Saturday, March 24, 2007

Ragas To Play In The Dark

Currently, I am listening a lot to Pandit Pran Nath's "Midnight - Raga Malkauns": truly Musick To Play In The Dark.

It is a double cd of Indian classical music recorded in the United States in 1971 and 1976, the raga chants slowly, carefully, deliberately and sometimes fiercely intoned by Pran Nath himself. He is acccompanied on tablas and tamburas amongst others by minimalists Terry Riley, La Monte Young and Marion Zazeela.

Traditionally, Raga Malkauns is sung late at night: it is a raga for the witching hour. According to The Raga Guide, superstitious musicians describe it as a raga with supernatural powers, and some believe that it can attract evil spirits. In Pran Nath's performance, it certainly has a hypnotic, menacing quality, his vocalizations and the drones that accompany it a dark and consuming fire.

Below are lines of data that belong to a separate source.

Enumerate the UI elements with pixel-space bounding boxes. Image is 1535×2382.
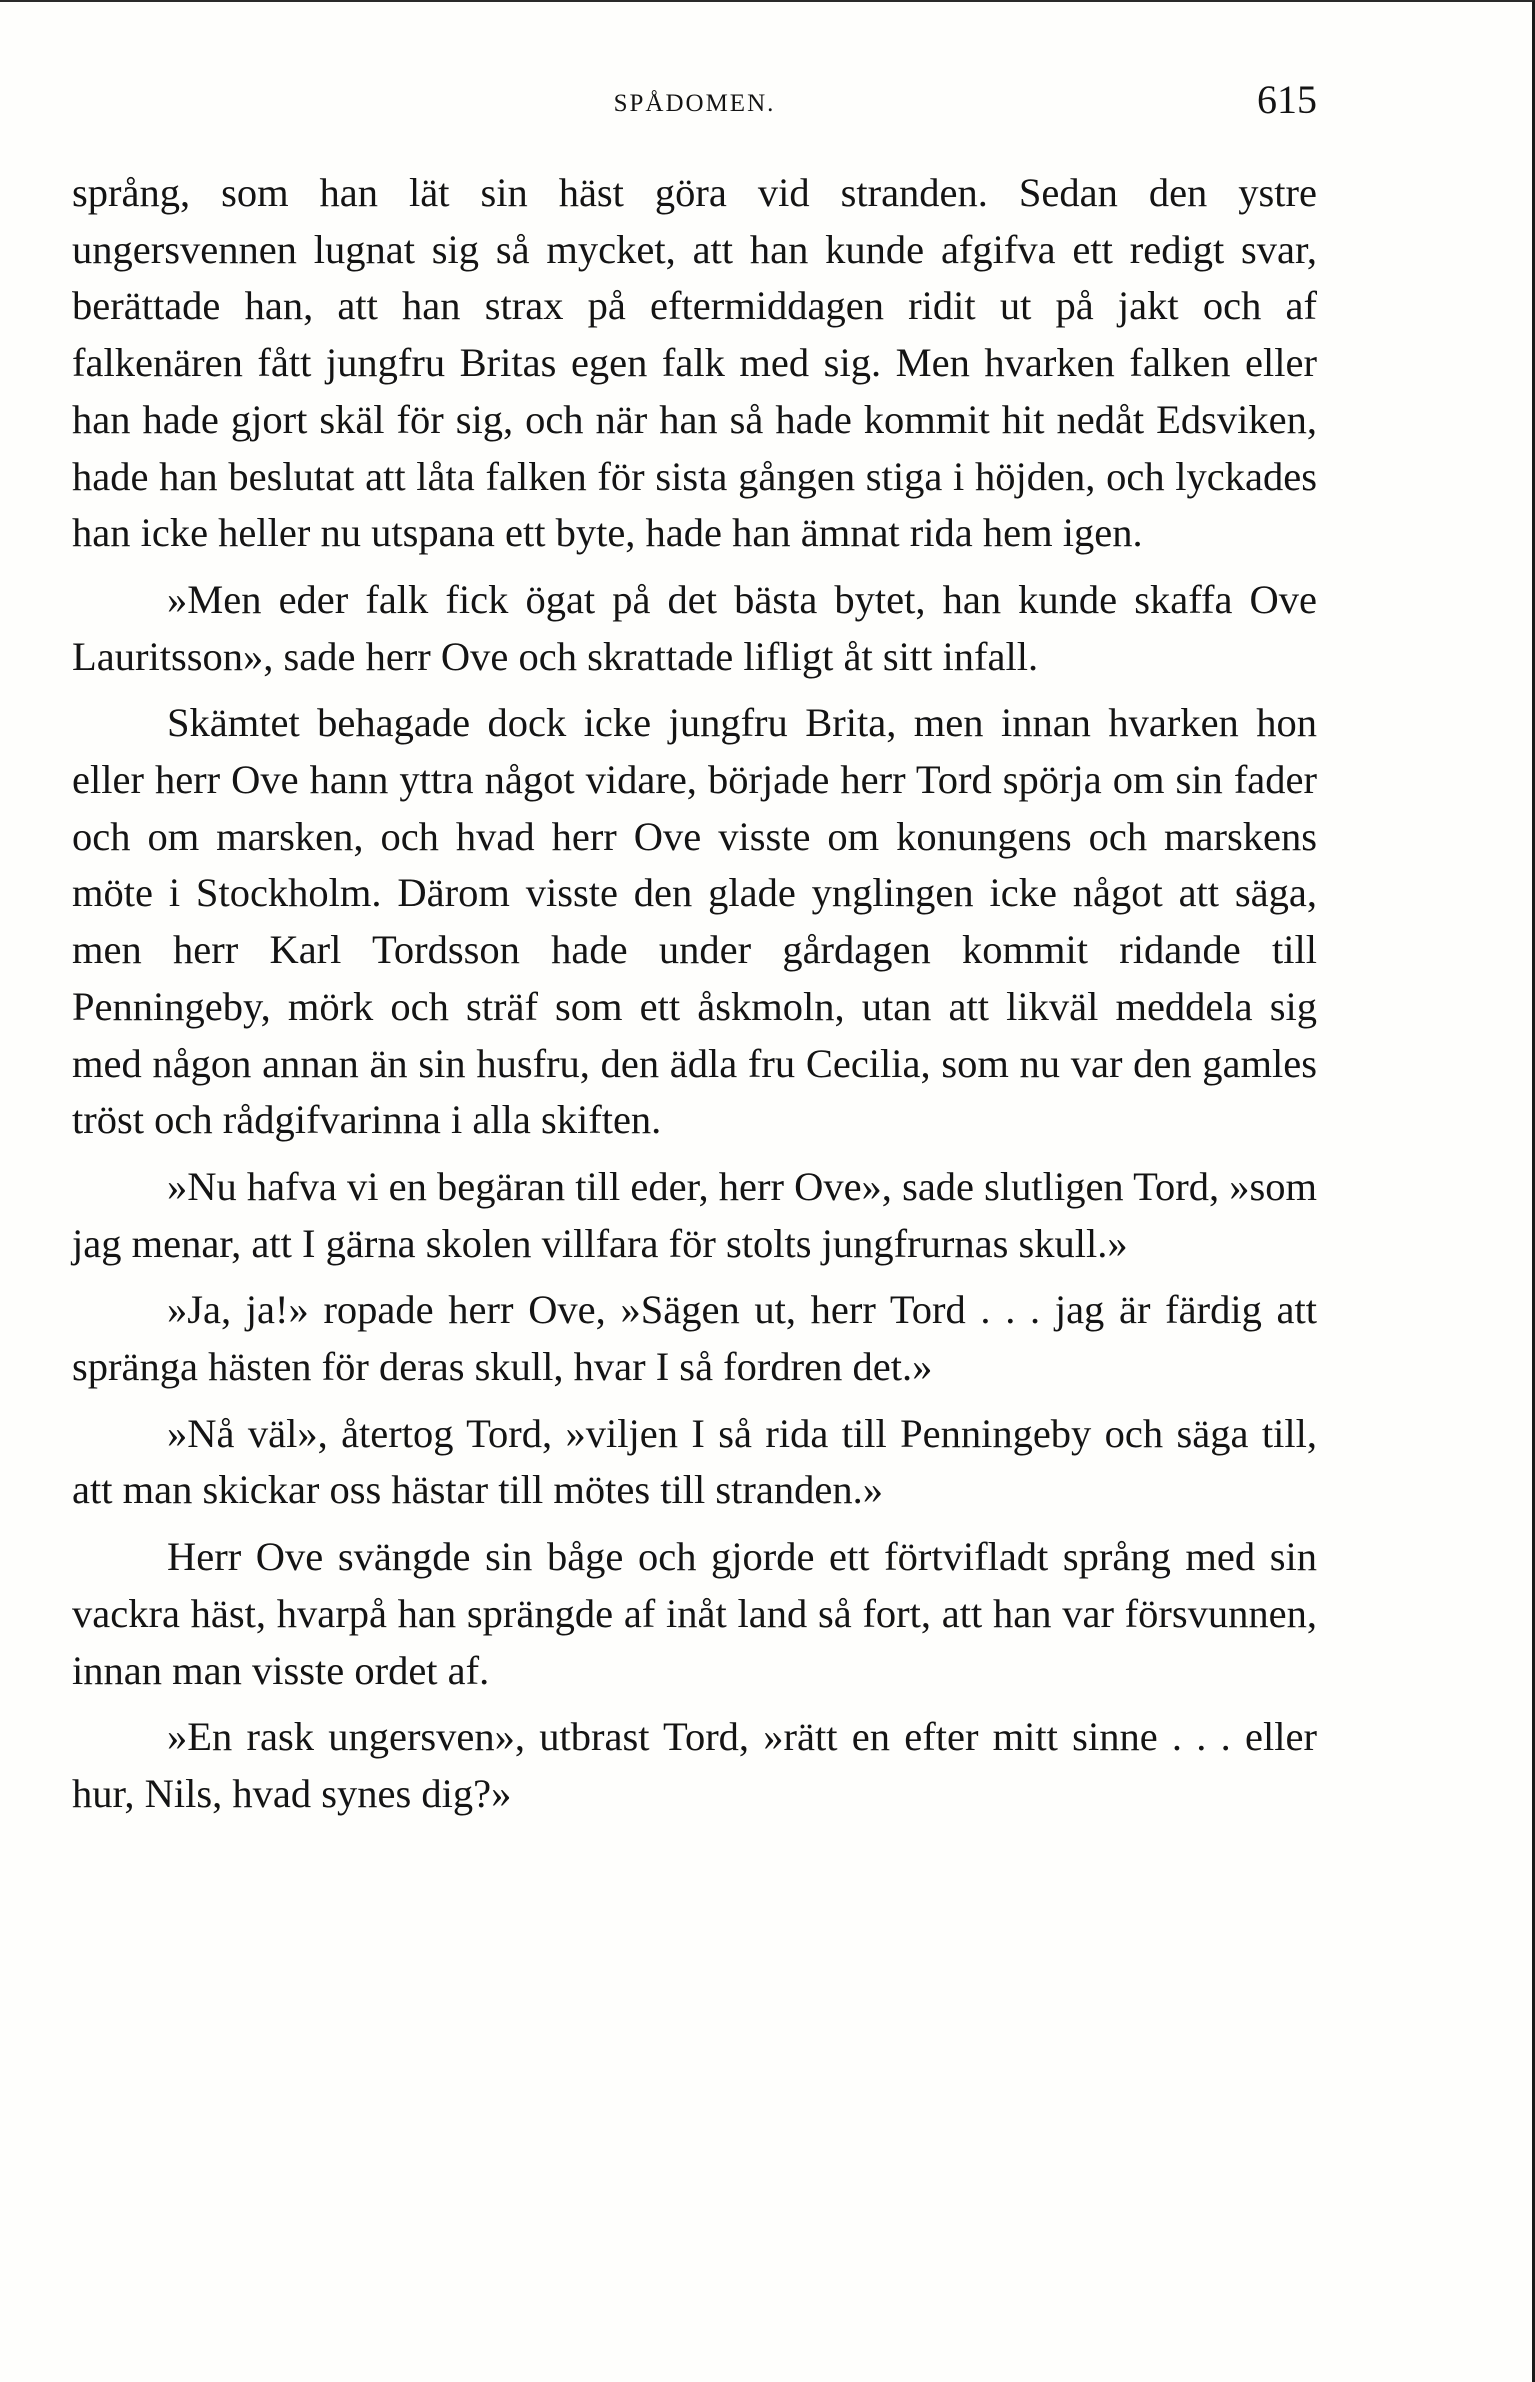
- body-text: [72, 165, 1317, 1833]
- paragraph-6: »Nå väl», återtog Tord, »viljen I så rida till Penningeby och säga till, att man skickar oss hästar till mötes till stranden.»: [72, 1410, 1317, 1513]
- paragraph-1: språng, som han lät sin häst göra vid stranden. Sedan den ystre ungersvennen lugnat sig så mycket, att han kunde afgifva ett redigt svar, berättade han, att han strax på eftermiddagen ridit ut på jakt och af falkenären fått jungfru Britas egen falk med sig. Men hvarken falken eller han hade gjort skäl för sig, och när han så hade kommit hit nedåt Edsviken, hade han beslutat att låta falken för sista gången stiga i höjden, och lyckades han icke heller nu utspana ett byte, hade han ämnat rida hem igen.: [72, 170, 1317, 556]
- page-header: [72, 77, 1317, 140]
- paragraph-2: »Men eder falk fick ögat på det bästa bytet, han kunde skaffa Ove Lauritsson», sade herr Ove och skrattade lifligt åt sitt infall.: [72, 576, 1317, 679]
- paragraph-4: »Nu hafva vi en begäran till eder, herr Ove», sade slutligen Tord, »som jag menar, att I gärna skolen villfara för stolts jungfrurnas skull.»: [72, 1163, 1317, 1266]
- paragraph-8: »En rask ungersven», utbrast Tord, »rätt en efter mitt sinne . . . eller hur, Nils, hvad synes dig?»: [72, 1714, 1317, 1816]
- paragraph-5: »Ja, ja!» ropade herr Ove, »Sägen ut, herr Tord . . . jag är färdig att spränga hästen för deras skull, hvar I så fordren det.»: [72, 1287, 1317, 1390]
- paragraph-7: Herr Ove svängde sin båge och gjorde ett förtvifladt språng med sin vackra häst, hvarpå han sprängde af inåt land så fort, att han var försvunnen, innan man visste ordet af.: [72, 1534, 1317, 1693]
- page-number: 615: [1257, 77, 1317, 122]
- paragraph-3: Skämtet behagade dock icke jungfru Brita, men innan hvarken hon eller herr Ove hann yttra något vidare, började herr Tord spörja om sin fader och om marsken, och hvad herr Ove visste om konungens och marskens möte i Stockholm. Därom visste den glade ynglingen icke något att säga, men herr Karl Tordsson hade under gårdagen kommit ridande till Penningeby, mörk och sträf som ett åskmoln, utan att likväl meddela sig med någon annan än sin husfru, den ädla fru Cecilia, som nu var den gamles tröst och rådgifvarinna i alla skiften.: [72, 700, 1317, 1143]
- running-title: SPÅDOMEN.: [613, 90, 776, 117]
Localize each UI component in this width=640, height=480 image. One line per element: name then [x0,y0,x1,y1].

Little wonder Sunn 0)))'s blackened doom guru Stephen O'Malley has repeatedly namechecked Pran Nath on his blog as well as on his myspace page. Listening to Raga Malkauns, a Sunn 0))) vs. Pran Nath sound clash isn't too hard to imagine.

The voice of Pandit Pran Nath seems to work as a Coilean Time Machine, removing the listener from "temporal reality", facilitating time travel. Terry Riley, in a tribute to his musical guru, writes on Pran Nath's uncanny ability to manipulate time: "He was also able to create spaces in time which seemed to go against the laws of time's passing, in that he would get many, many more notes into a phrase than should be allowed to happen in the amount of time allotted to them".

But Pran Nath's music isn't all phantasmagoria: listening to his chants is also hearing a human body intimately, hearing how that very physical body resonates with sound, hearing hair, flesh and bones, hearing breath itself.